Everything was going so well, until I blocked it…

Everything was going so well, until I blocked it…

I don’t know if you saw the full moon earlier a couple of weeks ago, but it was a rare Super Blue Moon. Which doesn’t mean it was blue at all, but it was absolutely spectacular.

In case you don’t know, the moon is “super” when it’s closest to the earth — the perigee of its orbit — and a “blue” moon means its full for the second time in a calendar month. And while a supermoon isn’t all that rare, a blue moon occurs in only 3% of full moons, and the next super blue moon won’t be for another 14 years.

An image of the full moon, much like the hat I'm designing in SpaceMonster Club yarn
Photo by Ganapathy Kumar

I went out for a late night walk to see it, climbing to the top of our steep hill to catch the view as it began to rise.

The skies over Pittsburgh were covered in hazy clouds that hung like a veil over the moon, catching and reflecting its light so that it appeared even larger than it was: a super super blue moon.

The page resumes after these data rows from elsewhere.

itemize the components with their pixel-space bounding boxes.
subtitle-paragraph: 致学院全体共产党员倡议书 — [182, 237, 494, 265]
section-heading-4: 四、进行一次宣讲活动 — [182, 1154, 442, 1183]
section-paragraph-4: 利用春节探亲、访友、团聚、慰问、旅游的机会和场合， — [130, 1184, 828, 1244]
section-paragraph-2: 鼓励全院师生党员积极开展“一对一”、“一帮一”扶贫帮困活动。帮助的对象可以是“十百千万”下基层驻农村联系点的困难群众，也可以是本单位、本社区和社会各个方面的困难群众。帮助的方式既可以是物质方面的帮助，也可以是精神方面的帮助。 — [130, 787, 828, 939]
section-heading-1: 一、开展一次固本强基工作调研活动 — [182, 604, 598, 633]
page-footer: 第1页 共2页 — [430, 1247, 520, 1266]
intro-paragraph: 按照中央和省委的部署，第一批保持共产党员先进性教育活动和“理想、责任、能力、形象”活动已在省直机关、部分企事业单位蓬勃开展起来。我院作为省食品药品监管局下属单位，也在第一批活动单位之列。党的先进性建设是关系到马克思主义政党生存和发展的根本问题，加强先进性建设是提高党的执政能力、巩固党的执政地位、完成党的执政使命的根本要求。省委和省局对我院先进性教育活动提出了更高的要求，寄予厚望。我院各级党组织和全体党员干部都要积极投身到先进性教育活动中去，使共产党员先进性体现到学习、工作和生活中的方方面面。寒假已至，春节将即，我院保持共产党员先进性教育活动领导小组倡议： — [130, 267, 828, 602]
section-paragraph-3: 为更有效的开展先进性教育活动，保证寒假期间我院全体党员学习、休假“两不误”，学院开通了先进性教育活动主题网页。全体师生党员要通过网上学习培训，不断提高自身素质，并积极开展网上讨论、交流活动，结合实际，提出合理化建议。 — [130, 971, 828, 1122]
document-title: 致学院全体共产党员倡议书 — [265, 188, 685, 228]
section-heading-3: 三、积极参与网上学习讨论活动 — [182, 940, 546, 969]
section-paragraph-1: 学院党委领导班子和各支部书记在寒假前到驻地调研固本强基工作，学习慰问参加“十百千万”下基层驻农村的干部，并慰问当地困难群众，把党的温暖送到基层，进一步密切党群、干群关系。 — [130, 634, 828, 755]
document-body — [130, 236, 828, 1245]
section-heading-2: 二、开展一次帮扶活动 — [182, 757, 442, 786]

It was breathtaking.

 

SpaceCadet SpaceMonster yarn in the colourway Darkening, which is a deep rich midnight blue

I’ve just recently finished knitting a new hat that I’ve designed in a recent SpaceMonster Club colourway, a layered midnight blue called Darkening. And I was utterly delighted with the way it turned out! It’s fun and quirky, and turned out exactly as I hoped, so I began to write up the pattern.

And after I’d notate the basics of what I’d done, I did something I really shouldn’t have: I wet blocked the hat, dunking it completely in a bowl of water.

I shouldn’t have done that because the yarn is Capella, our beautiful single-ply worsted that so smooshy… but along with that smoosh comes a tendency to bloom a lot when it’s wetted out. It absolutely loves being misted into shape, not dunked.

 

SpaceCadet SpaceMonster Club yarn in the colourway Drifting, a painterly mix of blues and deep golds

But I did indeed dunk it, and suddenly my hat went from being the regular moon to a super super moon.

Which was also… blue. Maybe it was fated to happen.

As it dried, I managed to coax the hat back to a more reasonable size. It’s still remarkably slouchy, but it’s no longer ridiculous. And I’ve cast on a second one, this time in Darkening’s sister SpaceMonster colourway, Drifting, which I’ll most definitely mist-block.

When at last I release the hat pattern as a new SpaceCadet yarn knitting design, it will come in two versions, each slightly different. I have a pattern name already chosen — one that’s just as fun and quirky as the hat itself — which I was going to use with the suffixes I and II (like a movie and its sequel) to distinguish the two versions.

But now I’m wondering… maybe one of them should really be called Super Super Blue Moon…? It kinda feels right!